James here, CEO of Mercury Technology Solutions. Hong Kong - February 1, 2026
There is a dangerous narrative spreading in the tech world right now: "I don't need to learn Python; I just need to learn English. The AI will do the rest." We call this "Vibe Coding."
But UC Berkeley Computer Science Professor Sarah Chasins recently dropped a truth bomb that every aspiring "No-Code" founder needs to hear: "Yes, you still need to be able to write code the 'old-fashioned' way in order to get programs out of these GenAI tools."
If you think you can skip the hard work of learning computer science fundamentals, you are setting yourself up for failure. Here are the three reasons why.
1. The Decomposition Deficit
The hardest part of engineering isn't syntax (writing the if/else statement). It is Decomposition. Decomposition is the ability to look at a massive, fuzzy, ambiguous business problem and break it down into thousands of tiny, answerable logic gates.
- The Reality: AI cannot do this for you.
- The Skill: AI is a tactical executor. It needs you to be the Strategic Architect.
If you haven't trained your brain to deconstruct problems (which you learn by coding manually), you won't even know what to ask the AI. You will give it vague prompts and get vague, broken garbage in return.
2. The "Pray and Deploy" Strategy
If you can't read code, how do you know the AI is right? You don't. You are just praying.

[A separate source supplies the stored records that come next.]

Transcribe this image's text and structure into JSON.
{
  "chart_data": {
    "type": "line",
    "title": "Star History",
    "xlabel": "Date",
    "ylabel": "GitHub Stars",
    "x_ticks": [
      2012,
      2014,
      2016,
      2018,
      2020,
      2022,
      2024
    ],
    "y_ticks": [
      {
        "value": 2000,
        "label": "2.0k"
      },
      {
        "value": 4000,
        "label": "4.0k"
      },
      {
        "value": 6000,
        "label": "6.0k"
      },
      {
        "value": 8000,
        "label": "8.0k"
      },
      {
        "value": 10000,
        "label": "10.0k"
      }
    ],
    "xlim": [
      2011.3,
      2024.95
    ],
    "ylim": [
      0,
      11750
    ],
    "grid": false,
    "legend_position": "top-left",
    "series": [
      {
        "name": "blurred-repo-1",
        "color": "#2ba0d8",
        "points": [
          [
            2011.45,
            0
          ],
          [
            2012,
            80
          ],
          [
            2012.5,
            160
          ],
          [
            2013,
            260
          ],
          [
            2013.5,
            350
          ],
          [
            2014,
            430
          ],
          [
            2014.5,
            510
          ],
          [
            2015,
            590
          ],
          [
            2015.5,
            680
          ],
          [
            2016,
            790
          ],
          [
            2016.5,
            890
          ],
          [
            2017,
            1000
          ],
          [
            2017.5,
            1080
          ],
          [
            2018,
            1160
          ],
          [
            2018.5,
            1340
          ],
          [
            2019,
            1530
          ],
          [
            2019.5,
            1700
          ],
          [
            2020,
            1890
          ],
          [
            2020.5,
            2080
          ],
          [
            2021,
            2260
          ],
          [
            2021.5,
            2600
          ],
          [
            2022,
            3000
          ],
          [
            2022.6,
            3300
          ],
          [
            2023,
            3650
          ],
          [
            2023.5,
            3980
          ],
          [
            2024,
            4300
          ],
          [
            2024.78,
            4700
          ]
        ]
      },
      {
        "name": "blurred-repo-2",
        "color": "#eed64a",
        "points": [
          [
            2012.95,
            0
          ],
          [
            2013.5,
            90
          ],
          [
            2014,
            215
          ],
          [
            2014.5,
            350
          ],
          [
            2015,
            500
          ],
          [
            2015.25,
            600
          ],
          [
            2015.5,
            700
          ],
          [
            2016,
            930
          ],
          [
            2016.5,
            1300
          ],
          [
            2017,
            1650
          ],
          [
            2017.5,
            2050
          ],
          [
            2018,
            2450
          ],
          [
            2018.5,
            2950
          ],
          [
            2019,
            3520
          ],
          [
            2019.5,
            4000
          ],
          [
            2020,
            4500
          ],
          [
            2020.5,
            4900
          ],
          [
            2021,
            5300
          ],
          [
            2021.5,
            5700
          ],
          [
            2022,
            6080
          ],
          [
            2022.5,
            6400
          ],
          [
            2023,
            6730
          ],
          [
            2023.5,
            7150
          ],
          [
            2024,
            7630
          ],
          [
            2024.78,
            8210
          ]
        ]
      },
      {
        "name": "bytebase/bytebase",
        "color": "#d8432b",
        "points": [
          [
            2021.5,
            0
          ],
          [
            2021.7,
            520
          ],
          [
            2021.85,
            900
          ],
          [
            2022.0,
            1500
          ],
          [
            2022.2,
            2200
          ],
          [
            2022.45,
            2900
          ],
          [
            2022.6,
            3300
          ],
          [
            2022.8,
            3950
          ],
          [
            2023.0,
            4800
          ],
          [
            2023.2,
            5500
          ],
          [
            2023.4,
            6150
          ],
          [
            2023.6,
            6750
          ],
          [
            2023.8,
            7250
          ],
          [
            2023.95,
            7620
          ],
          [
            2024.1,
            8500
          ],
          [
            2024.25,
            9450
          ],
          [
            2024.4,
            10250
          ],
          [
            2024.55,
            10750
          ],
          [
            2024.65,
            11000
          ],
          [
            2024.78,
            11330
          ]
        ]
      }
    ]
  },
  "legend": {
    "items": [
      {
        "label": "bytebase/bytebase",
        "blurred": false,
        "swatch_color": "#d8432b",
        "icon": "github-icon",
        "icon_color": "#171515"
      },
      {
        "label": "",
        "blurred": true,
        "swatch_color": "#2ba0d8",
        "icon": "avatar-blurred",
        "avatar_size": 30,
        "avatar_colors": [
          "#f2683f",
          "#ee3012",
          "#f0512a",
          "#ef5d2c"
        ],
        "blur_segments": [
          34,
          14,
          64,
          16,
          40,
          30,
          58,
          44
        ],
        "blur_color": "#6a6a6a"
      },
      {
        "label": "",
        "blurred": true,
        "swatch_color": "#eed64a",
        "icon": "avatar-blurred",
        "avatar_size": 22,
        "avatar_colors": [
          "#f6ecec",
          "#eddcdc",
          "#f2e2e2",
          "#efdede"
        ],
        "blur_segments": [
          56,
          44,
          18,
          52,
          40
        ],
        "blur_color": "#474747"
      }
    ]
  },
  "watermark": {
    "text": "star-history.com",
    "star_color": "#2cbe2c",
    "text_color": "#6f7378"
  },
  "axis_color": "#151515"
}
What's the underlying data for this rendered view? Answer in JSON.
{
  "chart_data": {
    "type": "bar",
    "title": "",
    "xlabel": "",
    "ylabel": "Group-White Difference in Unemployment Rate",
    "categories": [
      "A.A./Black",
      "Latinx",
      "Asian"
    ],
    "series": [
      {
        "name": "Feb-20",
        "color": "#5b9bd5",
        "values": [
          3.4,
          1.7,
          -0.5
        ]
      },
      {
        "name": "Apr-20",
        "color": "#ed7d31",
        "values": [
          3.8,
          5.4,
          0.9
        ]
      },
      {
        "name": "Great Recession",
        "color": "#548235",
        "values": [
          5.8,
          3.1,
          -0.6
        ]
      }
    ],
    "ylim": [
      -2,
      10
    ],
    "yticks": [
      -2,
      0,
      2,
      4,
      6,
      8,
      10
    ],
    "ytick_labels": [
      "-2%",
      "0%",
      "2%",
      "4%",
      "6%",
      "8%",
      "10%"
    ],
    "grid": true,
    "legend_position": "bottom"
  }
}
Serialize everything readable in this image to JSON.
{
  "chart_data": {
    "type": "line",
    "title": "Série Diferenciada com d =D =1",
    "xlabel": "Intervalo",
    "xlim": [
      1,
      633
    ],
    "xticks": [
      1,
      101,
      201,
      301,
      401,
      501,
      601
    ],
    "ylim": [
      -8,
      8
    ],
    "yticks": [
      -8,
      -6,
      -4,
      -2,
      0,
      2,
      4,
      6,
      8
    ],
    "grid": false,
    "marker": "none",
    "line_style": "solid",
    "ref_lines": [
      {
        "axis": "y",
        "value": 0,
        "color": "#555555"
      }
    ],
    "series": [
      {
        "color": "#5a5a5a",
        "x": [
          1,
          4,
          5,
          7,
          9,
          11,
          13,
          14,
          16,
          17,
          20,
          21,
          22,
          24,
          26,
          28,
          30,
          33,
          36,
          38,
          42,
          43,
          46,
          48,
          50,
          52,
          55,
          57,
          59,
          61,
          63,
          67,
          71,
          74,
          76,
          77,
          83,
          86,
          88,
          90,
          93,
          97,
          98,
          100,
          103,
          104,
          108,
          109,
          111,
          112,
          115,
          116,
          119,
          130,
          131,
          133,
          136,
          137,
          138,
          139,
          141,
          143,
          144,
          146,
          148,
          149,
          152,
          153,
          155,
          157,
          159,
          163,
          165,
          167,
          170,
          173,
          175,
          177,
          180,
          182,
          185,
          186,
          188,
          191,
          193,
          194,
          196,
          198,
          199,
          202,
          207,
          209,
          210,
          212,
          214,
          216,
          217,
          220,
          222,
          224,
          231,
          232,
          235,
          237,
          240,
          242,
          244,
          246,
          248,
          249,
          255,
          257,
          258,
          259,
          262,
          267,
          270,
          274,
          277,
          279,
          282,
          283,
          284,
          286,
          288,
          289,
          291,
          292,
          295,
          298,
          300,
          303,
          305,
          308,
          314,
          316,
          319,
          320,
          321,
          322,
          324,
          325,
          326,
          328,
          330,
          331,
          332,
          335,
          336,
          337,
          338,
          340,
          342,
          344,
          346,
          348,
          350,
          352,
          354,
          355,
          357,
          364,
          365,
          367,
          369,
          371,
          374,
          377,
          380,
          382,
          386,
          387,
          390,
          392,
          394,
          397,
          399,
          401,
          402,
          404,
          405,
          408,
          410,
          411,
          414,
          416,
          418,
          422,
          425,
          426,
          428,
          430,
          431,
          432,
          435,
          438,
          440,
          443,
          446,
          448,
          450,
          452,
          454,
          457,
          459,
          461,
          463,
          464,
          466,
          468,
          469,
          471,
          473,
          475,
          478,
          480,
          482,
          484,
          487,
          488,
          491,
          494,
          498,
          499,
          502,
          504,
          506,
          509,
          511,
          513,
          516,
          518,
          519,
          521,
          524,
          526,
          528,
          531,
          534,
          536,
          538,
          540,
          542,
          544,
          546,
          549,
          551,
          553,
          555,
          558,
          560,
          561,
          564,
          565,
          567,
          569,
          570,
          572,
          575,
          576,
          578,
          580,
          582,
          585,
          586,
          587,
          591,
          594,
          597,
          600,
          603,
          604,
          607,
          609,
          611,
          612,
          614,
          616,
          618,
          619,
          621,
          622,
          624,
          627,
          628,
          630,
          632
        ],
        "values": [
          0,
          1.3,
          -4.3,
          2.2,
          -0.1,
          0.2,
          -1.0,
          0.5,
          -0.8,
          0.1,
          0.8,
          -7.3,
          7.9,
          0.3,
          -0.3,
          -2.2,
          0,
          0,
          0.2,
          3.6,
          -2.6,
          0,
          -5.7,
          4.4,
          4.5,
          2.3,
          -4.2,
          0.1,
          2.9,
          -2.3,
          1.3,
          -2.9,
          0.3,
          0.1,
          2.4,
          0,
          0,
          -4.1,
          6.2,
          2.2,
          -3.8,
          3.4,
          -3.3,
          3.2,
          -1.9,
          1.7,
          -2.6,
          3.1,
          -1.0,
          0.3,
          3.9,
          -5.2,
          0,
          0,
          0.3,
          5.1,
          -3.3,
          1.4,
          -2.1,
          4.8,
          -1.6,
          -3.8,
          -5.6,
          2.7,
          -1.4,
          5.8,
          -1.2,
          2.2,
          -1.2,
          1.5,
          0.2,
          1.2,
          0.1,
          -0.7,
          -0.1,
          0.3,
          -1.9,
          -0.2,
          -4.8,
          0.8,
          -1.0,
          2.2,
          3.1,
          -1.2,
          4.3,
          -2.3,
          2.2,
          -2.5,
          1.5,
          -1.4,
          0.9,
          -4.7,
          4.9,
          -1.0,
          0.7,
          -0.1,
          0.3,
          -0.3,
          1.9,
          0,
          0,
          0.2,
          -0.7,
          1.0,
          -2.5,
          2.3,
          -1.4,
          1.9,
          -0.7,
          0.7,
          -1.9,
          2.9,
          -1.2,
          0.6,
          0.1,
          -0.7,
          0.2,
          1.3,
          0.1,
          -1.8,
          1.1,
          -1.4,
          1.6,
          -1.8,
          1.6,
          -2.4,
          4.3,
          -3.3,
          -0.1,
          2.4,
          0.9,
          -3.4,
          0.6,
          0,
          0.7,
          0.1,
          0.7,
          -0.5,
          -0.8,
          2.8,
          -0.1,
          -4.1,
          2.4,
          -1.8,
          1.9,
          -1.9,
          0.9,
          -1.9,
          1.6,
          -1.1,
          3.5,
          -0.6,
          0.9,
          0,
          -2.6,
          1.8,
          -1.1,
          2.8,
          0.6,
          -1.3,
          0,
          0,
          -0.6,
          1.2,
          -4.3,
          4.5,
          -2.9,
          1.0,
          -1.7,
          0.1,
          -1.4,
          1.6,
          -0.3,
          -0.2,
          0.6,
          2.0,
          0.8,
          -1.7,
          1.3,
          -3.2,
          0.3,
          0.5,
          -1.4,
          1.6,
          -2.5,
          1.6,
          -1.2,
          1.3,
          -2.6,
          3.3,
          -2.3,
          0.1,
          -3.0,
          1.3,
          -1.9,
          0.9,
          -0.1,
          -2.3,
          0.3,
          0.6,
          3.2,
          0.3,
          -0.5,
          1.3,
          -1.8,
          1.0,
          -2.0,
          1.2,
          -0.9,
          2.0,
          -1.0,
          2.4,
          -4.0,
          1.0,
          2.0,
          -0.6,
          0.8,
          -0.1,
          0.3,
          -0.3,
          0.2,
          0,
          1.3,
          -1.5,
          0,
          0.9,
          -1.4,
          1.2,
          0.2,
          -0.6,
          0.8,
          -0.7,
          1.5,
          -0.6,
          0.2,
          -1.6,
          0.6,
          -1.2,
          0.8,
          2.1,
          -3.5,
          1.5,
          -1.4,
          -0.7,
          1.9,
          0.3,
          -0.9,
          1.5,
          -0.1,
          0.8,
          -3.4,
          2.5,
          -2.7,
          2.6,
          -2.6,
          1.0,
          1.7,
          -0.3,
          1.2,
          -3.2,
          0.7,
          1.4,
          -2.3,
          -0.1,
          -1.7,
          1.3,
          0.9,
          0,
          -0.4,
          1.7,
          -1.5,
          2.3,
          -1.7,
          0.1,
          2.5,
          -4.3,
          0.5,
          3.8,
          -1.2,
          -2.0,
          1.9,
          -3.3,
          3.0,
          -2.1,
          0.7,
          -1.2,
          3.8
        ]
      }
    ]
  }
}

You are relying on "Blind Faith Deployment."
- Maybe you have 20 test cases.
- Maybe you have a friend check it.
- But mostly, you are guessing.
Professor Chasins points out that without manual coding literacy, you lose the ability to Verify. In enterprise software, deploying unverified code is negligence. You need to be able to read the Matrix, not just look at the woman in the red dress.
3. The Innovation Ceiling (The Mirror Trap)
AI is a mirror of the past. It is trained on existing GitHub repositories.
- Vibe Coding works if you are rebuilding something that has been built 1,000 times before (e.g., a To-Do List app, a basic CRM).
- Vibe Coding fails if you are building something truly novel.
If you are trying to innovate—to write a program that has never been written before—the AI will hallucinate because it has no training data to rely on. At that moment, you are on your own. You have to return to first principles and write the logic yourself.
4. The "Efficiency Hallucination"
This is the most fascinating (and frightening) part of Chasins' research. We often talk about AI "Hallucinating" facts. But it turns out, AI causes Humans to hallucinate efficiency.
A study cited by Chasins revealed a paradox:
- Perception: Users utilizing LLMs felt they were working 20% faster.
- Reality: Those same users were actually 20% slower than the manual control group.
The AI gives you a dopamine hit of "progress" (look at all this generated text!), masking the reality that you are spending more time debugging and fixing its mess than if you had just written it yourself.
Conclusion: Don't Be a Passenger
AI is a powerful engine. But an engine without a driver is just a noise machine. To survive in 2026, you cannot just be a "Viber." You must be an Engineer.
You don't need to write every line, but you must understand every line. The goal isn't to escape the code; it's to master it so you can command the machine effectively.
Mercury Technology Solutions: Accelerate Digitality.